Es werden zwei Elektronen bei dieser Oxidation freigegeben. Eine Oxidation haben wir deshalb, weil sich die Oxidationszahl von -I auf Null erhöht und eine Elektronenabgabe stattfindet. Wir sparen uns hier sogar das Ausgleichen. Bei der kommenden Reaktion wird es aber etwas schwieriger.

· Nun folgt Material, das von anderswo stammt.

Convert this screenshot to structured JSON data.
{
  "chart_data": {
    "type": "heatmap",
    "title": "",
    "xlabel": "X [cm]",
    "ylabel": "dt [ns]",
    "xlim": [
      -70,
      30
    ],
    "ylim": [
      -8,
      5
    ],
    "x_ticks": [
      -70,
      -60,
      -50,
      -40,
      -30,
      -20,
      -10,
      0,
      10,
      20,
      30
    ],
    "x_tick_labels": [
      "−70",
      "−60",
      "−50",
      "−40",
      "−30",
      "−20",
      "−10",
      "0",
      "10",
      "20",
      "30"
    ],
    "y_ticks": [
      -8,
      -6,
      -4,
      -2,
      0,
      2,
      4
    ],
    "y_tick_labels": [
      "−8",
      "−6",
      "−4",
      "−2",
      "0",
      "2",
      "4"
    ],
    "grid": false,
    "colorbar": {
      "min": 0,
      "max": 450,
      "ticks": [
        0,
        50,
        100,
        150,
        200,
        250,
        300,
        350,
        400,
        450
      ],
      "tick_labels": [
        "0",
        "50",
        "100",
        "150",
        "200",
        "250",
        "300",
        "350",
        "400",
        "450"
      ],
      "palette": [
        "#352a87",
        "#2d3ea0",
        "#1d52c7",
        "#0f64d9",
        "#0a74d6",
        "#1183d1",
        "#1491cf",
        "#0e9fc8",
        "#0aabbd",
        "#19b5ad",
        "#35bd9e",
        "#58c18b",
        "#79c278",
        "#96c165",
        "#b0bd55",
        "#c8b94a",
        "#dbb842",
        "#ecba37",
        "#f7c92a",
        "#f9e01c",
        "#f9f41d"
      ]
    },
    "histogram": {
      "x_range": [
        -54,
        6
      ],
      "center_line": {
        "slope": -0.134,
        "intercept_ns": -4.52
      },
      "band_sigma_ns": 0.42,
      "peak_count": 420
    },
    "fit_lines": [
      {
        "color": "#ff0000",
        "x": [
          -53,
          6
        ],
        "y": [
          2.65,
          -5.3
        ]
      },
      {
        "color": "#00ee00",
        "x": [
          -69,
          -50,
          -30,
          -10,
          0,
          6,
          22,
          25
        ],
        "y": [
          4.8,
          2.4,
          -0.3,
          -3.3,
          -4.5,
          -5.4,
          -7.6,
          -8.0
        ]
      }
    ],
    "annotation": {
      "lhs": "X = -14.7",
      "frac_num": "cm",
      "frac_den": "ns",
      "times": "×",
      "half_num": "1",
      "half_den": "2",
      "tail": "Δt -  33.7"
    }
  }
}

Wir haben Kaliumiodat, also KIO3. Die Oxidationszahl von Iod ist hier +V, es werden also fünf Elektronen pro Iod aufgenommen. Wir stellen zunächst erstmal das Redoxpaar auf:

2 IO3(-) → I2

Nun schauen wir, wie viele Elektronen aufgenommen werden. Das sind hier zehn, denn wir haben rechts I2, also zwei Iod-Atome. Jedes dieser Atome hat die Oxidationszahl Null. Da pro Iod-Atom fünf Elektronen aufgenommen werden, sind es hier insgesamt zehn:

2 IO3(-) + 10 e(-) → I2

Nun wird mit so vielen H(+)-Ionen (die wir über die Schwefelsäure bekommen) und ggf. H2O so ausgeglichen, dass wir einen Ladungsausgleich haben. Das heißt, auf beiden Seiten muss die Summe der Ladungen Null betragen. Rechts ist die Ladung Null. Links aber -12, weil wir zehn Elektronen und zwei Iodat-Ionen haben. Mit H(+)-Ionen, die die Ladung +1 haben, kannst du also nur nach oben gehen. Und von -12 zu Null sind es +12. Also benötigen wir 12 H(+)-Ionen:

2 IO3(-) + 12 H(+) + 10 e(-) → I2

Jetzt fehlt noch das Wasser. Wir haben zwölf H(+)-Ionen und sechs Oxid-Ionen. Daraus können wunderbar sechs Wassermoleküle entstehen:

2 IO3(-) + 12 H(+) + 10 e(-) → I2 + 6 H2O

Jetzt schauen wir uns beide Reaktionsgleichungen einmal an:

Ox.: 2 I(-) → I2 + 2e(-)

Red.: 2 IO3(-) + 12 H(+) + 10 e(-) → I2 + 6 H2O

Bei der Oxidation haben wir nur zwei abgegebene Elektronen, bei der Reduktion aber zehn aufgenommene. Deshalb müssen wir nun sie obere Gleichung mit 5 multiplizieren, um dieselbe Anzahl abgegebener Elektronen zu erhalten:

Ox.: 10 I(-) → 5 I2 + 10 e(-)

Die beiden Gleichungen führen wir nun zu einer zusammen, indem wir alle Edukte und alle Produkte addieren:

10 I(-) + 2 IO3(-) + 12 H(+) + 10 e(-) → 6 I2 + 10 e(-) + 6 H2O

Die Elektronen kürzen wir raus und teilen die gesamte Gleichung durch 2:

5 I(-) + IO3(-) + 6 H(+) → 3 I2 + 3 H2O

Zu guter Letzt prüfen wir das Gesetz von der Massenerhaltung sowie den Ladungsausgleich. Das passt hier alles, von daher ist das unsere finale Gleichung.

Ich hoffe, ich konnte helfen, bei Fragen melde sich.

LG

Woher ich das weiß:Studium / Ausbildung – Studium Chemie + Latein Lehramt

Vielen lieben Dank. Das hilft mir sehr.